Josie Long clearly enjoys a challenge. The award-winning comic set out to make her latest show, Something Better, a positive one to offset the grim reality of Brexit and Trump. While it certainly seemed the case that, based on audience reaction, she was decidedly preaching to the converted, Long’s optimism in the face of such depressing subject matter was no small feat.
A show powered by Long’s own introspection about the political climate, and how the reality is so far removed from her own ideals, clearly resonated with the audience here; a heartfelt and intelligent response to an overwhelming situation, and a dissection of her own abilities to grapple with the challenges ahead.

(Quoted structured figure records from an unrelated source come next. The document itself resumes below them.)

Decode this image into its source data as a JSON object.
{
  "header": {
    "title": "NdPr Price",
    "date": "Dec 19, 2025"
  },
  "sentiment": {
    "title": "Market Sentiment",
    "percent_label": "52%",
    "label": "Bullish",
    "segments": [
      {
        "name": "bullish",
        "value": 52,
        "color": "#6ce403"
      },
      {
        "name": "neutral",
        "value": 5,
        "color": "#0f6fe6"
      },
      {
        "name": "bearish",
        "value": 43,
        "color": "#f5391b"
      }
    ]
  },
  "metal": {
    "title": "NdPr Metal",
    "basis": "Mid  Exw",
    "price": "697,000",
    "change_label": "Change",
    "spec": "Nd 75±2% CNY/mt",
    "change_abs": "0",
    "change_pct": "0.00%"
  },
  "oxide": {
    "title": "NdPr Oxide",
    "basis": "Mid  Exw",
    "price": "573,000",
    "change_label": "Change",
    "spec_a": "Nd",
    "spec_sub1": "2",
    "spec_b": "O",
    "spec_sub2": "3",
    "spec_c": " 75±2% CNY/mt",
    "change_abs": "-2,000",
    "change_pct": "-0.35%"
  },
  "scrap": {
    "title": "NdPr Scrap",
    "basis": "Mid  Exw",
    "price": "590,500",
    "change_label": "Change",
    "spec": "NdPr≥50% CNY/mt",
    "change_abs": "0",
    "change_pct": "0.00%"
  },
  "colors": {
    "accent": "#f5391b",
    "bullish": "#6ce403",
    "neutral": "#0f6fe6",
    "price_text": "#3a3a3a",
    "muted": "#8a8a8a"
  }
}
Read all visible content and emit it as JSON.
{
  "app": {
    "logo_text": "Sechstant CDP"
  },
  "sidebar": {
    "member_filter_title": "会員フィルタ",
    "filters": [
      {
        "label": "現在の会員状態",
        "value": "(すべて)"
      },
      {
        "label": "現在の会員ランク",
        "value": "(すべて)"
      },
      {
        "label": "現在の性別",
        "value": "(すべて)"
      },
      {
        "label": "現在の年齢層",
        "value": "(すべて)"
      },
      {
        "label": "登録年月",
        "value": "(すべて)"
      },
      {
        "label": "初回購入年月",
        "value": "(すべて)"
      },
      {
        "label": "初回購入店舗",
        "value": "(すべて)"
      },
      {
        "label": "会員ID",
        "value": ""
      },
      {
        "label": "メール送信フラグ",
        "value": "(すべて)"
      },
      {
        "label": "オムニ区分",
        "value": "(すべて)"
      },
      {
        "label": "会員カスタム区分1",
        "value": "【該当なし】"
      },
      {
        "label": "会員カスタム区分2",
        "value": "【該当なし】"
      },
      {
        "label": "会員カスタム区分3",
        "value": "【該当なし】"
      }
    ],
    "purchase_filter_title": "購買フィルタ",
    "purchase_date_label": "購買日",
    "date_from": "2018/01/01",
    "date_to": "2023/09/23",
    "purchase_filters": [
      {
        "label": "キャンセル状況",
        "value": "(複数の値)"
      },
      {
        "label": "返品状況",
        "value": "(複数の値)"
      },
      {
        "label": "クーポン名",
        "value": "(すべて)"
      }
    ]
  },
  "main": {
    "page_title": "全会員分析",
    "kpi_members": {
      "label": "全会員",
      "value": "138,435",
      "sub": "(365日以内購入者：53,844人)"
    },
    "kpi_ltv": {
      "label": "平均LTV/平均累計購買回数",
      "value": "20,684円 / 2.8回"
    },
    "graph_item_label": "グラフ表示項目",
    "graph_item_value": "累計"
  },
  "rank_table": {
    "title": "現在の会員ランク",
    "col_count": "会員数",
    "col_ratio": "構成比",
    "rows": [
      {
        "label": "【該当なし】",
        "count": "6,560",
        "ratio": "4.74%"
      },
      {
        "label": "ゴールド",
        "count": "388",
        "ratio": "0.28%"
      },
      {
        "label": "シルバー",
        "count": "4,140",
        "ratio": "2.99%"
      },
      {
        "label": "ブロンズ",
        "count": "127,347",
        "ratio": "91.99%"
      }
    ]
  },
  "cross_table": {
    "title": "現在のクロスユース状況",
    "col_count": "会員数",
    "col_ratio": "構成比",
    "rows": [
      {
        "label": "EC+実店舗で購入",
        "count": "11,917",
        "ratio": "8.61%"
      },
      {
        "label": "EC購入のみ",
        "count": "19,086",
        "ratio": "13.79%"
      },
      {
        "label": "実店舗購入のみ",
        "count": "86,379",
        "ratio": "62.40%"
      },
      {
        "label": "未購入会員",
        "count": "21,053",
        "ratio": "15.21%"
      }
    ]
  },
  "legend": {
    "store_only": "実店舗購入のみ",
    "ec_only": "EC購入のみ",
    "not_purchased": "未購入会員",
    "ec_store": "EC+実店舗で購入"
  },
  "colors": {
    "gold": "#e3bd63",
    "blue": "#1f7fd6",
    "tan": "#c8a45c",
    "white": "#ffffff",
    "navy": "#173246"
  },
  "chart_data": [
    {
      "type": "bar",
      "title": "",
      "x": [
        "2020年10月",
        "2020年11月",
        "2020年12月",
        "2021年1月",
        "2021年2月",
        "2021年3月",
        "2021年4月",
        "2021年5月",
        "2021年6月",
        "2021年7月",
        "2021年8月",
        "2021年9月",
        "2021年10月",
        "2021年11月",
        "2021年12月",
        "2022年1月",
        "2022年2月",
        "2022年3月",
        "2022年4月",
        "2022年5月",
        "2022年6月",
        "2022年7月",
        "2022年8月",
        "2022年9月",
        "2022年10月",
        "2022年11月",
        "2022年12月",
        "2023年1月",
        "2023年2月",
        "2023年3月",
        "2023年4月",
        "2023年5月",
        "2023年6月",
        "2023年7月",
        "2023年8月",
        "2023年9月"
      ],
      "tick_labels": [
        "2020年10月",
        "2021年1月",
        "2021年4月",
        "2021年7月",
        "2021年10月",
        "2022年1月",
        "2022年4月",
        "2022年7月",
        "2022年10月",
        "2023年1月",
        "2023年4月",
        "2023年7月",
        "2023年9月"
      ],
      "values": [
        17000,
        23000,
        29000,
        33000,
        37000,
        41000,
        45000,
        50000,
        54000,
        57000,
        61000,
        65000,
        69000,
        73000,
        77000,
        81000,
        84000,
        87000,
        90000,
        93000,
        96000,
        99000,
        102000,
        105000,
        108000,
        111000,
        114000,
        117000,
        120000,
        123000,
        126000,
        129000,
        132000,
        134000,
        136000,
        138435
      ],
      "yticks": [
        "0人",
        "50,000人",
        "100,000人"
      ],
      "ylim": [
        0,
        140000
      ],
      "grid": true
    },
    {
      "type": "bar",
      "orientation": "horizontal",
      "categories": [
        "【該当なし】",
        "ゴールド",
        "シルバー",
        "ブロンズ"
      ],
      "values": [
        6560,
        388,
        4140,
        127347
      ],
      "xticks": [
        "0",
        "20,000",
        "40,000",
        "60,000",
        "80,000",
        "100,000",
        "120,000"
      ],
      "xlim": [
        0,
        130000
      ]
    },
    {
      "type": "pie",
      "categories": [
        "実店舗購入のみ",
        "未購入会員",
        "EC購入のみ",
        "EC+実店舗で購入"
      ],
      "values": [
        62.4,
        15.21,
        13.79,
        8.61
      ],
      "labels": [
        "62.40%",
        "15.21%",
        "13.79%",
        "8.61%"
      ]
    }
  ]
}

As far as politicised comedy is concerned, this show stayed at the smaller, more personal end of the spectrum, and was all the more effective for it. Following on from an impromptu bout of karaoke – focused on deconstructing pop songs of questionable morality – prior to the actual start of the show, Long quickly introduced those main threads of the show, drawing parallels with her own life. That these topics were handled with an honesty and self-deprecating, gallows humour, served only to heighten the potency of the show, where Long’s upbeat nature grappled with the big topics which dominate the news agenda, her uncertainty and occasional sense of helplessness and vulnerability mirroring our own. Only with the occasional catchphrase referencing her fondness for a glass or two of pinot grigio did this set stray into irreverent territory, punctuating the overall tone with a bit of light relief.
Something Better is, ultimately, just that – somehow both a product of and antidote to current events, overflowing with keenly observed gags and winning optimism in the face of the daily douchebaggery which makes up the news. Long has arguably never been on better form, and this timely, vital show really felt like essential viewing.